1 Nisan 2020 Çarşamba

Korona Günleri (2)

Şu sıralar okuduğum kitaptan bir alıntı:

E. L. Doctorow vaktiyle şöyle demiş: "Roman yazmak, gece araba sürmek gibidir. Sadece farlarınızın aydınlatabildiği kadarını görürsünüz, ama bütün yolculuğu bu şekilde tamamlayabilirsiniz." Nereye gittiğinizi görmenize gerek yok, varacağınız yeri veya yol boyunca yanından geçeceğiniz şeyleri görmek zorunda değilsiniz. Birkaç metre ötenizi görmeniz kâfi. Bu benim şimdiye kadar yazmakla, hatta hayatın kendisiyle ilgili aldığım en iyi tavsiye. 

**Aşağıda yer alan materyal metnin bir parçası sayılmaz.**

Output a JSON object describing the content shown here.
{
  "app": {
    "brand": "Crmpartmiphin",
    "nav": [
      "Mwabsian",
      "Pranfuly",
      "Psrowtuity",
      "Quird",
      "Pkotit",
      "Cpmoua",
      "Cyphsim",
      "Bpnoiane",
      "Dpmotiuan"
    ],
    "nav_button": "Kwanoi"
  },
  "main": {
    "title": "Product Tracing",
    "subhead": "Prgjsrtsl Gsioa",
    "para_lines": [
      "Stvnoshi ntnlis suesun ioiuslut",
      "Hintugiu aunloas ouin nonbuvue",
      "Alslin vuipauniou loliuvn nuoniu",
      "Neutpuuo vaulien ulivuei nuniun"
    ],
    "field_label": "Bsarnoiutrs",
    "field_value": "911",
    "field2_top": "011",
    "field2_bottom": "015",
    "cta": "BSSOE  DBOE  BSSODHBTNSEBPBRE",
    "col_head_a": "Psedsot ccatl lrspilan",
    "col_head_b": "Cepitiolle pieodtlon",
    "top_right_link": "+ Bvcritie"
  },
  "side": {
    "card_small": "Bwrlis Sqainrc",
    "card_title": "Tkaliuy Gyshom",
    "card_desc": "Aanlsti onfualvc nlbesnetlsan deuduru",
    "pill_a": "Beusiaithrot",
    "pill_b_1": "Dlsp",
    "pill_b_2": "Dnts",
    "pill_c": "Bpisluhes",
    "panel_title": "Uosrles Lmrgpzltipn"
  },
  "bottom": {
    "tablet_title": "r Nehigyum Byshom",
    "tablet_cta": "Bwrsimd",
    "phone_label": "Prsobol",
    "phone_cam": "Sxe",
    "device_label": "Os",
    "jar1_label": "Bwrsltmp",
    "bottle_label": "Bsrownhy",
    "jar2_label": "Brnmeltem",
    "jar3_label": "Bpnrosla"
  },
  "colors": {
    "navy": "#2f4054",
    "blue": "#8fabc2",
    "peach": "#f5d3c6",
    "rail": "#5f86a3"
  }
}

Şu sıralar ben de pek çok insan gibi evin içindeyim. Salgın ülke sınırları içine girdiği anda artık ana iletişim mecramıza dönen whatsapp grupları tabiri caizse coştu. İşe yarar bilgiler, hurafeler, son durum güncellemeleri, evde alınabilecek önlemler, profilaksi yöntemleri, komik videolar, az komik videolar, yığınla veri sağanağı... Pek çok kişi gibi benim de dış dünyayla, başkalarıyla olan iletişimimi sağladığı için bütünüyle koparmak niyetinde değilim ama bu hız, bu var gücüyle çaba zihnimi çok yoruyor ve beni geriyor. Biraz dursak, sakinleşsek, korkularımızla yüzleşsek, duygularımızdan bahsetsek, sıkılmaya fırsat tanısak, hemen Netflix'e davranmasak örneğin, o eski alışkanlıklarımızı bir süreliğine de olsa bir kenara bıraksak, evlerin içine vitaminler, ilaçlar, bizi şu karantina günlerinde oyalayacak yeni oyuncaklar (o kim için neyse artık) yığmasak, mevcut olanla yetinsek, yeme alışkanlıklarımız, gün içinde kendimizi oyalama alışkanlıklarımız bir parça değişse, biraz yalnız kalsak, sessiz, duysak kendimizi, kendimizle dursak bir süre, öylece şu hengamenin ve panik duygusunun içinden sıyrılsak, eski alışkanlıklarımızla her şeyi kontrol etmeye çalışmasak, her konunun uzmanı olmaya uğraşmasak, güvensek mesela, kendimizi korumak için evde kalırken işinin ehli insanların çalışmasına izin versek, evimizde kaldığımız sürece karnımız doyuyorsa, internetimiz varsa şükretsek mesela... Nefesimizi tutmasak gördüğümüz dehşet karşısında, sakince şimdiye kadar onlarca, yüzlerce kez duyduğumuzla yetinsek... Bir alacakaranlığın içindeyiz, doğru, farlarımız çok az yeri aydınlatıyor, bildiklerimiz ellerini temiz tut, elini ağzına, burnuna, gözüne götürme, evde kal'dan ibaret ama büyük çoğunluğumuz yalnızca bu bilgiye uyarak yolculuğu bitirebileceğiz.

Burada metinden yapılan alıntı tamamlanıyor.